Elife. 2020 Oct 21;9:e61083. doi: 10.7554/eLife.61083.
Extracellular Hedgehog (Hh) proteins induce transcriptional changes in target cells by inhibiting the proteolytic processing of full-length Ci or mammalian Gli proteins to nuclear transcriptional repressors and by activating the full-length Ci or Gli proteins. We used Ci variants expressed at physiological levels to investigate the contributions of these mechanisms to dose-dependent Hh signaling in wing imaginal discs. Ci variants that cannot be processed supported a normal pattern of graded target gene activation and the development of adults with normal wing morphology, when supplemented by constitutive Ci repressor, showing that Hh can signal normally in the absence of regulated processing. The processing-resistant Ci variants were also significantly activated in the absence of Hh by elimination of Cos2, likely acting through binding the CORD domain of Ci, or PKA, revealing separate inhibitory roles of these two components in addition to their well-established roles in promoting Ci processing.

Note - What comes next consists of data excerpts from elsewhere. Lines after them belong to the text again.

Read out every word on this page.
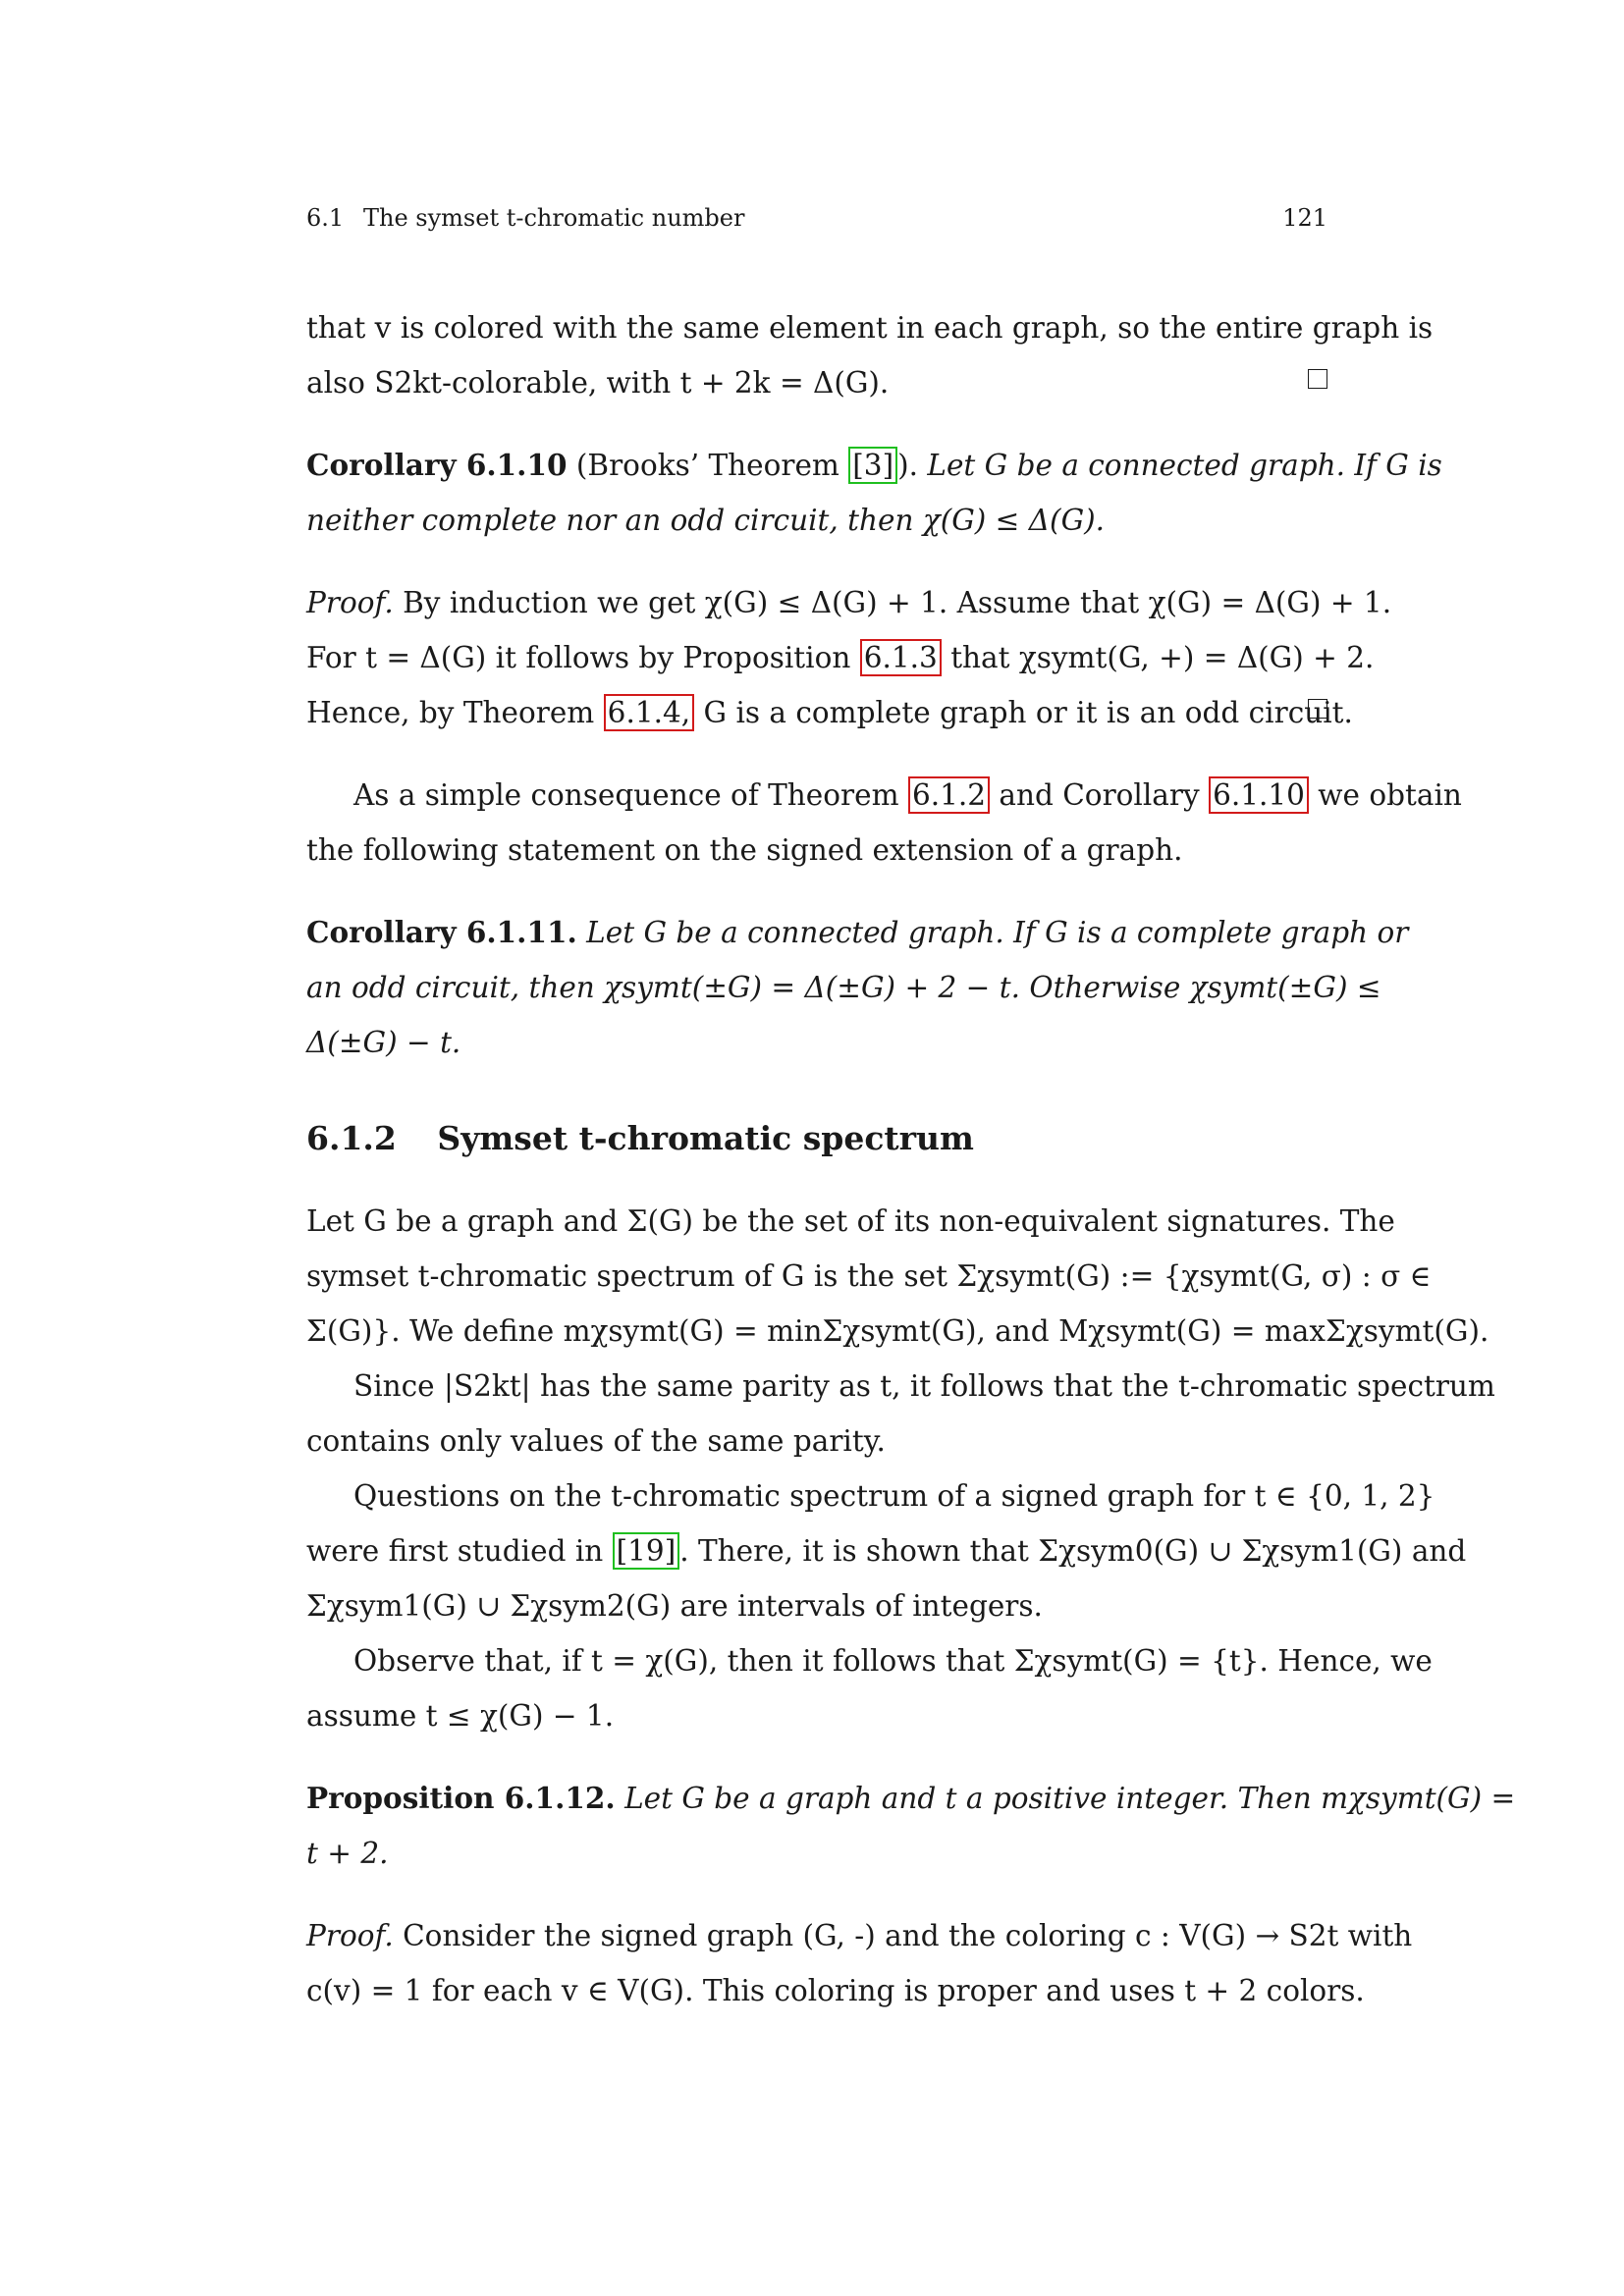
6.1 The symset t-chromatic number	121
that v is colored with the same element in each graph, so the entire graph is
also S2kt-colorable, with t + 2k = Δ(G).
Corollary 6.1.10 (Brooks’ Theorem [3] ). Let G be a connected graph. If G is
neither complete nor an odd circuit, then χ(G) ≤ Δ(G).
Proof. By induction we get χ(G) ≤ Δ(G) + 1. Assume that χ(G) = Δ(G) + 1.
For t = Δ(G) it follows by Proposition 6.1.3 that χsymt(G, +) = Δ(G) + 2.
Hence, by Theorem 6.1.4, G is a complete graph or it is an odd circuit.
As a simple consequence of Theorem 6.1.2 and Corollary 6.1.10 we obtain
the following statement on the signed extension of a graph.
Corollary 6.1.11. Let G be a connected graph. If G is a complete graph or
an odd circuit, then χsymt(±G) = Δ(±G) + 2 − t. Otherwise χsymt(±G) ≤
Δ(±G) − t.
6.1.2 Symset t-chromatic spectrum
Let G be a graph and Σ(G) be the set of its non-equivalent signatures. The
symset t-chromatic spectrum of G is the set Σχsymt(G) := {χsymt(G, σ) : σ ∈
Σ(G)}. We define mχsymt(G) = minΣχsymt(G), and Mχsymt(G) = maxΣχsymt(G).
Since |S2kt| has the same parity as t, it follows that the t-chromatic spectrum
contains only values of the same parity.
Questions on the t-chromatic spectrum of a signed graph for t ∈ {0, 1, 2}
were first studied in [19] . There, it is shown that Σχsym0(G) ∪ Σχsym1(G) and
Σχsym1(G) ∪ Σχsym2(G) are intervals of integers.
Observe that, if t = χ(G), then it follows that Σχsymt(G) = {t}. Hence, we
assume t ≤ χ(G) − 1.
Proposition 6.1.12. Let G be a graph and t a positive integer. Then mχsymt(G) =
t + 2.
Proof. Consider the signed graph (G, -) and the coloring c : V(G) → S2t with
c(v) = 1 for each v ∈ V(G). This coloring is proper and uses t + 2 colors.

细胞外 Hedgehog (Hh) 蛋白通过抑制全长 Ci 或哺乳动物 Gli 蛋白的蛋白水解处理,将其转化为核转录阻遏物,并激活全长 Ci 或 Gli 蛋白,从而诱导靶细胞的转录变化。我们使用生理水平表达的 Ci 变体来研究这些机制对 wing 幼虫盘内 Hh 信号的剂量依赖性的贡献。当 Ci 抑制剂组成型表达时,不能被处理的 Ci 变体支持正常的靶基因激活模式,并发育出具有正常翅膀形态的成虫,表明在没有调节处理的情况下,Hh 可以正常信号传递。在没有 Hh 的情况下,通过消除 Cos2,处理抗性 Ci 变体也被显著激活,这可能是通过 Ci 的 CORD 结构域或 PKA 结合而发挥作用,揭示了这两个成分除了在促进 Ci 处理方面的既定作用之外,还有单独的抑制作用。